James stepped closer, hands raised in that placating gesture that made Thomas want to hit something. “Just listen. We’re worried about you. Ever since you came back from Fort Benton with that new title, you’ve been—”
“Been what? Myself?” Thomas pushed off from the wagon. “Sorry if that’s inconvenient for you all.”
“Marriage settles a man.” James glanced at his wife. “Gives him something to live for. Something to—”
“So you bought me a wife?” The absurdity of it choked him. “You think shackling me to some stranger is going to make me want to stay? I don’t need settling.” Thomas clenched his hands into fists. “I need to be left alone to live my life.”

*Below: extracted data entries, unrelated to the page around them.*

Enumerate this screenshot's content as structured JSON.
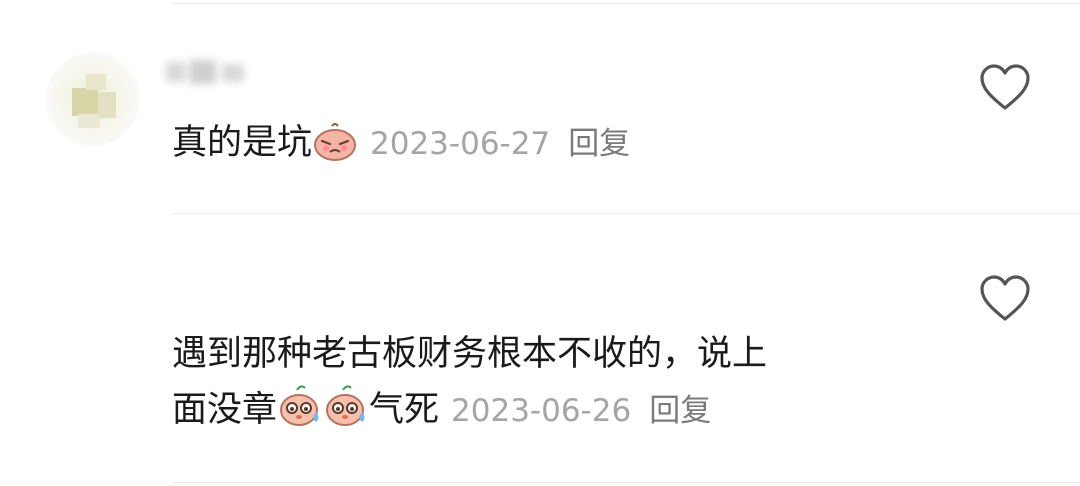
{
  "comments": [
    {
      "text": "真的是坑",
      "emojis": [
        "crying-emoji"
      ],
      "date": "2023-06-27",
      "reply_label": "回复",
      "like_icon": "heart-outline-icon",
      "avatar_blurred": true,
      "username_blurred": true
    },
    {
      "text_line1": "遇到那种老古板财务根本不收的，说上",
      "text_line2_before": "面没章",
      "emojis": [
        "sweating-emoji",
        "sweating-emoji"
      ],
      "text_line2_after": "气死",
      "date": "2023-06-26",
      "reply_label": "回复",
      "like_icon": "heart-outline-icon"
    }
  ],
  "colors": {
    "text": "#1a1a1a",
    "meta": "#a5a5a5",
    "reply": "#7a7a7a",
    "divider": "#ececec",
    "icon": "#555555"
  }
}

“You don’t know what you need.” Rose spoke for the first time. She set down her parcel in the wagon bed. “Thomas, I understand how you feel. Truly, I do. But sometimes the very thing we think will trap us is actually the thing that sets us free.”
He barked out a laugh. “That’s easy to say when you chose your husband. When you had a say in your own future.”
The hit landed—he saw it in the way Rose’s face tightened—and a sliver of remorse slid through him. Given her past, that was an especially low blow.
Yet his chest felt like it might crack open. His brothers had betrayed him. All of them. Enoch, Robert, and James. Even their wives, and probably Mrs. Wang too.
They’d sat around discussing his life, his future, as if he were a problem to be solved rather than a man with his own mind. Sure, he was the youngest in the family, but how incapable did they think him?
“When does this stage arrive?” He bit out the words.
James glanced at the sun’s position. “Three hours. Maybe four.”
Three hours until some unsuspecting woman showed up looking for her new husband. A husband who hadn’t asked for her, didn’t want her, and sure as Montana winters were cold wouldn’t marry her.
“You’ll send her back.” He grabbed his gloves from where he’d dropped them and started toward the main street.
“We can’t do that.” James moved to block his path. “She’s traveled all this way. Given up everything—”
“Not my problem.” Thomas shouldered past him. “I didn’t invite her. I didn’t write to her. I didn’t make her any promises. You did.”
The rage felt good—clean and hot and righteous. Better than the hollow feeling that had been eating at him for months. Ever since that ill-fated event in Fort Benton with the queen’s cousin that ended with him being knighted for failing to protect a man.
He stomped down the alley between buildings, splashing through half-frozen puddles. The main street of Butte stretched before him, crowded with freight wagons and miners and the usual chaos of a town flush with silver money.
Somewhere in this mess of humanity, there had to be a saloon. Not that he’d drink more than coffee. He’d never been able to stand that rot-gut whiskey. But he needed to lose himself somewhere.
James called after him, but Thomas didn’t turn back.
James, of all people, should have understood. James had been the one who listened when Thomas talked about California, about starting fresh somewhere nobody knew the Balfour name or cared about English titles that meant nothing out here. James had nodded and said he understood the restlessness.
Apparently understanding and respecting were two different things.